Abstract

This article examines the murders of Marcus and Narcissa Whitman at their mission near Ft. Walla Walla in 1847. White and Indian historians agree on the immediate cause: that Cayuse Indians killed the Protestants and twelve others because they thought Dr. Whitman spread measles among them, and to protest the surge of settlers on the Oregon Trail. The roots of the tragedy are traced to an earlier era, when traders threatened disease-ravaged Indians with germ warfare and supplied them with tobacco and ammunition, while the Christianity they endorsed blended with religions of the Columbia Plateau. The trader era sheds light on later disputes over disease, trade, and religious inflexibility culminated in the Whitmans' murders. The massacre then assumed symbolic importance as the region moved from an inclusive frontier toward homogenous nationhood. Protestants unjustly blamed the British-owned Hudson's Bay Company for conspiring with Jesuits to foment the murders, illustrating how Anti-Catholicism and anglophobia contributed to northern Manifest Destiny. The martyred couple's impact on expansionist politics and subsequent Protestant-Catholic debates over their historical agency are highlighted. For Protestants, Marcus convinced skeptical politicians of the region's worth on a trip east in 1843, and the trailblazing missionary heroically "saved Oregon" from Indians, British, Catholics and American ruffians.

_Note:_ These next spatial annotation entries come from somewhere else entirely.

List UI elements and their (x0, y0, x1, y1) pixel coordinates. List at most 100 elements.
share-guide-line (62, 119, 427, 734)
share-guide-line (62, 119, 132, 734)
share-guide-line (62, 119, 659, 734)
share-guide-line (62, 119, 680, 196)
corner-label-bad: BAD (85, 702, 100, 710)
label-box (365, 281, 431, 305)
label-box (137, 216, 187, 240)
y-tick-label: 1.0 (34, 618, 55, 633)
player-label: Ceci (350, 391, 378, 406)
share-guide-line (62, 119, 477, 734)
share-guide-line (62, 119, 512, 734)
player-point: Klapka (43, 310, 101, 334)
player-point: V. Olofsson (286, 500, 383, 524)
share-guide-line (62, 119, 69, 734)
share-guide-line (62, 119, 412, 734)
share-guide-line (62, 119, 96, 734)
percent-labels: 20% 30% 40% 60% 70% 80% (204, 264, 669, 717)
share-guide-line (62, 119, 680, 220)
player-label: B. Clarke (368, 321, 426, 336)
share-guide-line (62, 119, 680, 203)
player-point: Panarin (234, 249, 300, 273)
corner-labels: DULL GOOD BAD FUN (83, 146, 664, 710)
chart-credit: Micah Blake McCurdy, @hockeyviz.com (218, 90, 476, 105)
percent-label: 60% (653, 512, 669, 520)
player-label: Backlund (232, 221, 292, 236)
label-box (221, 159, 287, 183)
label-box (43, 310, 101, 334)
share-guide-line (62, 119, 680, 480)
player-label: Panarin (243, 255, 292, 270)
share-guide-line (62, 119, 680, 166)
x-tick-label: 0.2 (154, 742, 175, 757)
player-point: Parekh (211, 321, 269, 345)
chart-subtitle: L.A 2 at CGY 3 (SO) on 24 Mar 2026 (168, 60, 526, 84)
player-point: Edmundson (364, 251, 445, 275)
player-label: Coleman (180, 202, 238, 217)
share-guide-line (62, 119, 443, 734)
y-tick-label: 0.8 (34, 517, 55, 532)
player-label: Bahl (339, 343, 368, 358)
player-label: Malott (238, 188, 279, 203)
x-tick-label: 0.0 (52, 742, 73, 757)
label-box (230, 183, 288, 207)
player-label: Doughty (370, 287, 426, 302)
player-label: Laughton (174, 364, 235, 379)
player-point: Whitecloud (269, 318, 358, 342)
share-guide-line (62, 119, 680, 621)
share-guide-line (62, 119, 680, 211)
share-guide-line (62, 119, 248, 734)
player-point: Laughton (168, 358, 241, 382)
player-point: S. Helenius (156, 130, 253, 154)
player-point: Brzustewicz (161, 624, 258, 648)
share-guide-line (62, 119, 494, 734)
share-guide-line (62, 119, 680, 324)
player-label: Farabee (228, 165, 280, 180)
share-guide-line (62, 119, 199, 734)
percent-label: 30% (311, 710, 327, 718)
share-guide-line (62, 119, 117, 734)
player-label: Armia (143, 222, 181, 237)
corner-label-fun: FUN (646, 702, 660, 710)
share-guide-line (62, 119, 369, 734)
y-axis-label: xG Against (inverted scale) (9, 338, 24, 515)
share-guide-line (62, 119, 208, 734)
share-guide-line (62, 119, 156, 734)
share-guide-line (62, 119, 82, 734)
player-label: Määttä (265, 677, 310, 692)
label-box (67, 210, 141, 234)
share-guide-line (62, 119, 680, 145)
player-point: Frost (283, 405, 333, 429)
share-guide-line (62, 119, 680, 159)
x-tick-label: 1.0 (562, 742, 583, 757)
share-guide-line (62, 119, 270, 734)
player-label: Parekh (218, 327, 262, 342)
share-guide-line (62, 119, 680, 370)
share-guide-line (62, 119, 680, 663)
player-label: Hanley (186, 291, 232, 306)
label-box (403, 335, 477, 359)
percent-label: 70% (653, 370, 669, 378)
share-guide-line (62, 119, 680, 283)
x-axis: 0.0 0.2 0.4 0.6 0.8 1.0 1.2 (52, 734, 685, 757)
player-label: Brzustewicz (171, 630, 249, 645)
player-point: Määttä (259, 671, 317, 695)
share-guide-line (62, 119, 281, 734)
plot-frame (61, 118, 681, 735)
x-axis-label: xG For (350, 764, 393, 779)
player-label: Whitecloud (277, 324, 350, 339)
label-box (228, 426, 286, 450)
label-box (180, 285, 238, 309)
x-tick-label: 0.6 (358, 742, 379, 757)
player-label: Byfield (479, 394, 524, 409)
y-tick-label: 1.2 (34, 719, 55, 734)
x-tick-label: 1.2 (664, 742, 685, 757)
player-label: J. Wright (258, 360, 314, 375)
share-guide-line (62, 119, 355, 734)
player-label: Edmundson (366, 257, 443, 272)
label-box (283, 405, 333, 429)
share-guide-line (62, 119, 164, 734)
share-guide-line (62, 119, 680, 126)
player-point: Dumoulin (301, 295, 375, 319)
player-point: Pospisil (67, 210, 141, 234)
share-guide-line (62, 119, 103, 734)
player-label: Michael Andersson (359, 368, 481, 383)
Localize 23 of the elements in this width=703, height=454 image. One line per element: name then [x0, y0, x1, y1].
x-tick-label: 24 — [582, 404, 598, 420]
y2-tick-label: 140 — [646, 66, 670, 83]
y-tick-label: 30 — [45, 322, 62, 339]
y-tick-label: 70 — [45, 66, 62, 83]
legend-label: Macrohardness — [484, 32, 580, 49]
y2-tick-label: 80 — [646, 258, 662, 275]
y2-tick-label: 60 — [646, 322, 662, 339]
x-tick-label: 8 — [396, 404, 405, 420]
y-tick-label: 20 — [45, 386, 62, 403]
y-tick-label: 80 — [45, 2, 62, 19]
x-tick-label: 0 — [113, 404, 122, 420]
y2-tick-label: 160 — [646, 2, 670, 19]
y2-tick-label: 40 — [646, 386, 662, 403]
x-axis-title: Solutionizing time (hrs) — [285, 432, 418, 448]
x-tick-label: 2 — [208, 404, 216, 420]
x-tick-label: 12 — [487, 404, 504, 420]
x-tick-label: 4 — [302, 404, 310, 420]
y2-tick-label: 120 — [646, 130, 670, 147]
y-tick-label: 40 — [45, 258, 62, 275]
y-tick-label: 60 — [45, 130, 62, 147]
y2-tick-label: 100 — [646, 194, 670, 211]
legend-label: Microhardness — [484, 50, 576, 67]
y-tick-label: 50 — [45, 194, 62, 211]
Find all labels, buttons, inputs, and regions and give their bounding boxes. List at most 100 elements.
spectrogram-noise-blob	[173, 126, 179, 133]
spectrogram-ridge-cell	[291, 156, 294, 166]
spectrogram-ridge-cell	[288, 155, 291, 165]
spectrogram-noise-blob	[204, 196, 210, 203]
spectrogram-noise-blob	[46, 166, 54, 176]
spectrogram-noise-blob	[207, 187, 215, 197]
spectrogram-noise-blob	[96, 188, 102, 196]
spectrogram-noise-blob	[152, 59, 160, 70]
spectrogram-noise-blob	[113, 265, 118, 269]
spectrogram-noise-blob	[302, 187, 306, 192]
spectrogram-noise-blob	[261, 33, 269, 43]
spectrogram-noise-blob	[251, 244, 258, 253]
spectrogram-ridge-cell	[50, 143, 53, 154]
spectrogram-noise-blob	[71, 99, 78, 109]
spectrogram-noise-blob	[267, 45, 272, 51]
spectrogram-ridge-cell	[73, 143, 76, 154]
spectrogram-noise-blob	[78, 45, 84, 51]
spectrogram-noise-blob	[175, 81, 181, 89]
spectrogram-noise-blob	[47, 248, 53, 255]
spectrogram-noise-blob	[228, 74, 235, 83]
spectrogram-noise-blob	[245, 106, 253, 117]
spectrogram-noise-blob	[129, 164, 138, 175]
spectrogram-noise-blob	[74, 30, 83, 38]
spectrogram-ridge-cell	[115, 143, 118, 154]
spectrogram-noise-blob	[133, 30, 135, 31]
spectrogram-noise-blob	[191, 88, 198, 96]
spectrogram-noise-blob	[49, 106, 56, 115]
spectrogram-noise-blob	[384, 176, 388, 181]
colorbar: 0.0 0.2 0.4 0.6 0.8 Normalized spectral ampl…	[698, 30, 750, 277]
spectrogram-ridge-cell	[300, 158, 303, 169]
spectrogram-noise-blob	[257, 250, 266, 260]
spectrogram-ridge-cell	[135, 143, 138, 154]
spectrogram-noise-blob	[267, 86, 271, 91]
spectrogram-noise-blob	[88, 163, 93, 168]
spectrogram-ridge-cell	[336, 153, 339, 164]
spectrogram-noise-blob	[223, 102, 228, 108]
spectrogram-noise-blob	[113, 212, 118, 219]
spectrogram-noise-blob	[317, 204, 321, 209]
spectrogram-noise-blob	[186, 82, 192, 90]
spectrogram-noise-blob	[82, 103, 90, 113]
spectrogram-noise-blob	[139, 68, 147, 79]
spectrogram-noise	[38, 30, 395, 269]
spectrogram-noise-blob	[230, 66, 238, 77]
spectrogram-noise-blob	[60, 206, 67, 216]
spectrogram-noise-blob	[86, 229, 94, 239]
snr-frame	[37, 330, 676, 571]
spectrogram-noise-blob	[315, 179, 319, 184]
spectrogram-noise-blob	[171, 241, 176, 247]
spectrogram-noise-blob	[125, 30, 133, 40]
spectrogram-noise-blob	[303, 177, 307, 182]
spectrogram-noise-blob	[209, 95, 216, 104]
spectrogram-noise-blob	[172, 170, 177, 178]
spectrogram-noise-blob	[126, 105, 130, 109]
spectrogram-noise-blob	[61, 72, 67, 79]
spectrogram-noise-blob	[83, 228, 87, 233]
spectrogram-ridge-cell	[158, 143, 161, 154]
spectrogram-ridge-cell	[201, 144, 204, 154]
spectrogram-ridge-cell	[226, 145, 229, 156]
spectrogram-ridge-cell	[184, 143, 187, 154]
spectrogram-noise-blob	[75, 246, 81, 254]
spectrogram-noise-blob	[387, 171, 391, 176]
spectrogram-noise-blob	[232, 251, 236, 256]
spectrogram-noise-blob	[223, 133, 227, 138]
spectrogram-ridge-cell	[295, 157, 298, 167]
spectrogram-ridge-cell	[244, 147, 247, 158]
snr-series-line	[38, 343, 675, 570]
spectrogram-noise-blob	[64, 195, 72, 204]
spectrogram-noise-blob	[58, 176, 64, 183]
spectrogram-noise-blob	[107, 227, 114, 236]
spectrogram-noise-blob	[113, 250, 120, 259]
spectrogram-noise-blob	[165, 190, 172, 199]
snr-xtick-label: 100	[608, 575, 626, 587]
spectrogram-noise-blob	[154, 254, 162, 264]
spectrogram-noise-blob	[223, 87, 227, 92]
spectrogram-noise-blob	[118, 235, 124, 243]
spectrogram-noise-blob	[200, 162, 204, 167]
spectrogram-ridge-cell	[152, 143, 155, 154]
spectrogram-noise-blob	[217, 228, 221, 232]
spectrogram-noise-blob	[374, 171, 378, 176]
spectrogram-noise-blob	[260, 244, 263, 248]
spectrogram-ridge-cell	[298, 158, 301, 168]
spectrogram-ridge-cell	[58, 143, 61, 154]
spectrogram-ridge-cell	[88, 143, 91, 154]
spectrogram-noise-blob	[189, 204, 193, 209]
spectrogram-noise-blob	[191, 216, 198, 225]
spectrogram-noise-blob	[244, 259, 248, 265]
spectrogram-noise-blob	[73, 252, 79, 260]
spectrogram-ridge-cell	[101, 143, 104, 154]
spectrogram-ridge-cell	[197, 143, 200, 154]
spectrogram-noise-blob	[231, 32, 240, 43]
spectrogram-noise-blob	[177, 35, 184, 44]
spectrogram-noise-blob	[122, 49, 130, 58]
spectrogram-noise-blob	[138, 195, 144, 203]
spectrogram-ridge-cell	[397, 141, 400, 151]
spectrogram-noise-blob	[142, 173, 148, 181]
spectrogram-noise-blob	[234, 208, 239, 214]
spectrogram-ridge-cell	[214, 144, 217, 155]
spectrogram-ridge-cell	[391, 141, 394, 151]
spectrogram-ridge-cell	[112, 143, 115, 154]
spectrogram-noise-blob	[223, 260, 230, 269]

The debate over this exaggerated interpretation ranged from newspaper editorials and school-naming controversies to the pages of the American Historical Review before revisionists banished the "Whitman Myth" from mainstream textbooks. Once overinterpreted, now largely neglected outside the region, the Whitman saga shows how the Pacific Northwest fits into the history of the early republic.